A different side of Mr Haley was seeing him in Naval Cadet mode, and despite being an RAF cadet, I once went on a Naval Cadet trip to Guernsey on a "motor fishing vessel". The West Country crew spiced their language generously with four-letter words, and I distinctly recall how incongruous it seemed that AH was in this environment.
He and his wife suffered terribly when involved in a car accident caused by a drunk driver, and I recall that he was away from school for many months. I'm not sure that he was ever quite the same after that. However he got me through music A level and I am grateful to him for steering my musical talents (such as they are) in new directions.
At the end of every organ lesson, when I would thank him, his response was always, "the pleasure's mine". It was certainly my pleasure and honour to have known him, and feel sure that many past pupils will agree.
Reminiscences of Arthur Haley (2)
by Frank Kirkham
In addition to being our music teacher, I shall remember him for several other reasons. He organised and led at least two trips to Dublin in the summers of 1962 and 1963. I enjoyed both, particularly the train journeys to Holyhead. On the second trip we were standing on the platform awaiting the Irish Mail at Watford Junction when a nearby diesel shunter gave two loud different-noted blasts of its horn, presumably to remind the signalman that it was standing waiting on a main line. It made everyone jump with its “Aaaarrgh, Ooooogh!!”. To the immense amusement of those around him “Bill” Haley responded to its short melody by shouting “E-flat, Gee!!”
When I was in 2A I remember one music lesson when he asked if anyone played the piano. We had to listen to a couple of our classmates hammer out basic tunes or go through five-finger exercises. Anyone else?” asked Mr H. Johnny Hall calmly raised his hand and slowly advanced to the piano. We were then entertained by one of the most natural play-by-ear pianists I have ever heard. Without any music and grinning at the class most of the time rather than seeming to look at the notes, a couple of exciting jazz or maybe brand new Beatles tunes resonated round the room. How we cheered and applauded at the end. Sadly, Mr H never invited Johnny to repeat the performance, but at least he allowed him to finish on that particular occasion, even if the style of music was not quite to his taste!

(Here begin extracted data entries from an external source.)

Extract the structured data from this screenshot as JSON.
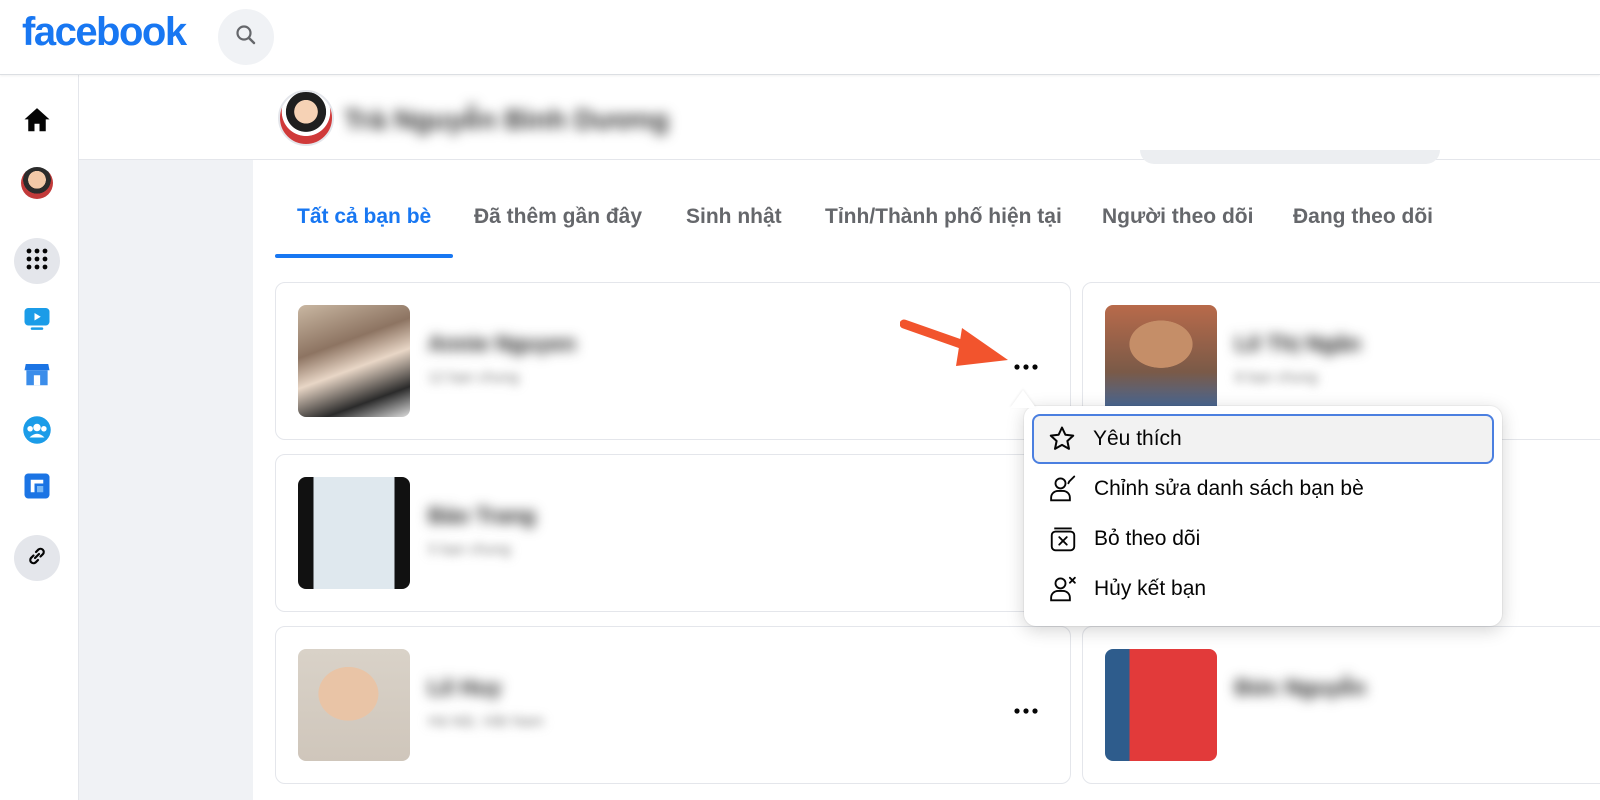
{
  "brand": {
    "logo_text": "facebook",
    "color": "#1877f2"
  },
  "header": {
    "search_icon": "search-icon",
    "profile_name": "Trà Nguyễn Bình Dương"
  },
  "left_rail": {
    "items": [
      {
        "icon": "home-icon"
      },
      {
        "icon": "profile-avatar"
      },
      {
        "icon": "menu-grid-icon"
      },
      {
        "icon": "watch-icon"
      },
      {
        "icon": "marketplace-icon"
      },
      {
        "icon": "groups-icon"
      },
      {
        "icon": "gaming-icon"
      },
      {
        "icon": "link-icon"
      }
    ]
  },
  "tabs": [
    {
      "label": "Tất cả bạn bè",
      "active": true
    },
    {
      "label": "Đã thêm gần đây",
      "active": false
    },
    {
      "label": "Sinh nhật",
      "active": false
    },
    {
      "label": "Tỉnh/Thành phố hiện tại",
      "active": false
    },
    {
      "label": "Người theo dõi",
      "active": false
    },
    {
      "label": "Đang theo dõi",
      "active": false
    }
  ],
  "friends": [
    {
      "name": "Annie Nguyen",
      "sub": "12 bạn chung"
    },
    {
      "name": "Lê Thị Ngân",
      "sub": "8 bạn chung"
    },
    {
      "name": "Bảo Trang",
      "sub": "5 bạn chung"
    },
    {
      "name": "Lê Huy",
      "sub": "Hà Nội, Việt Nam"
    },
    {
      "name": "Đức Nguyễn",
      "sub": ""
    }
  ],
  "context_menu": {
    "items": [
      {
        "icon": "star-icon",
        "label": "Yêu thích"
      },
      {
        "icon": "edit-friend-list-icon",
        "label": "Chỉnh sửa danh sách bạn bè"
      },
      {
        "icon": "unfollow-icon",
        "label": "Bỏ theo dõi"
      },
      {
        "icon": "unfriend-icon",
        "label": "Hủy kết bạn"
      }
    ]
  },
  "colors": {
    "accent": "#1877f2",
    "arrow": "#f2542d",
    "focus_ring": "#4b7fe0"
  }
}
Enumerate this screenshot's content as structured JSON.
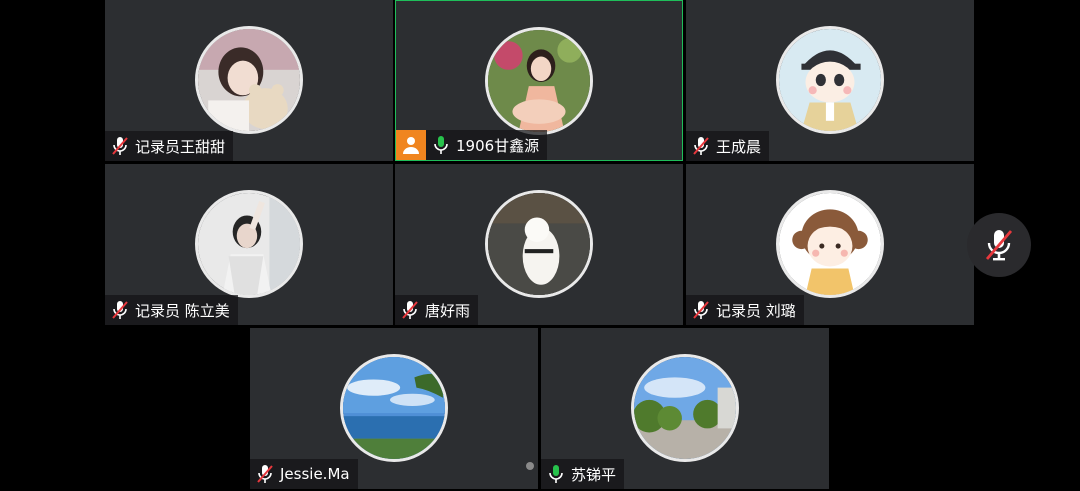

AH was my form teacher when I was in 3B in 1963/4 and took us for RE (or did we call it RK then?). I joined the choir at about this time. I did enjoy singing but the perk was being able to sit on chairs during assembly, albeit those uncomfortable ones with canvas stretched between tubular steel bars which were slightly too close together. Choir practice once a week sometimes clashed with rifle-cleaning. Although he was a CCF officer in the Naval section, there was no doubt where Mr Haley’s priorities lay over this clash of interests. He became quite cross if we skipped choir practice to clean a rifle and I seem to remember that Sergeant Dick Thwaites resolved the problem by opening the armoury on a different day of the week to accommodate choir boys! I rather think he had rumbled that fact that one week I missed both, using the other as the excuse!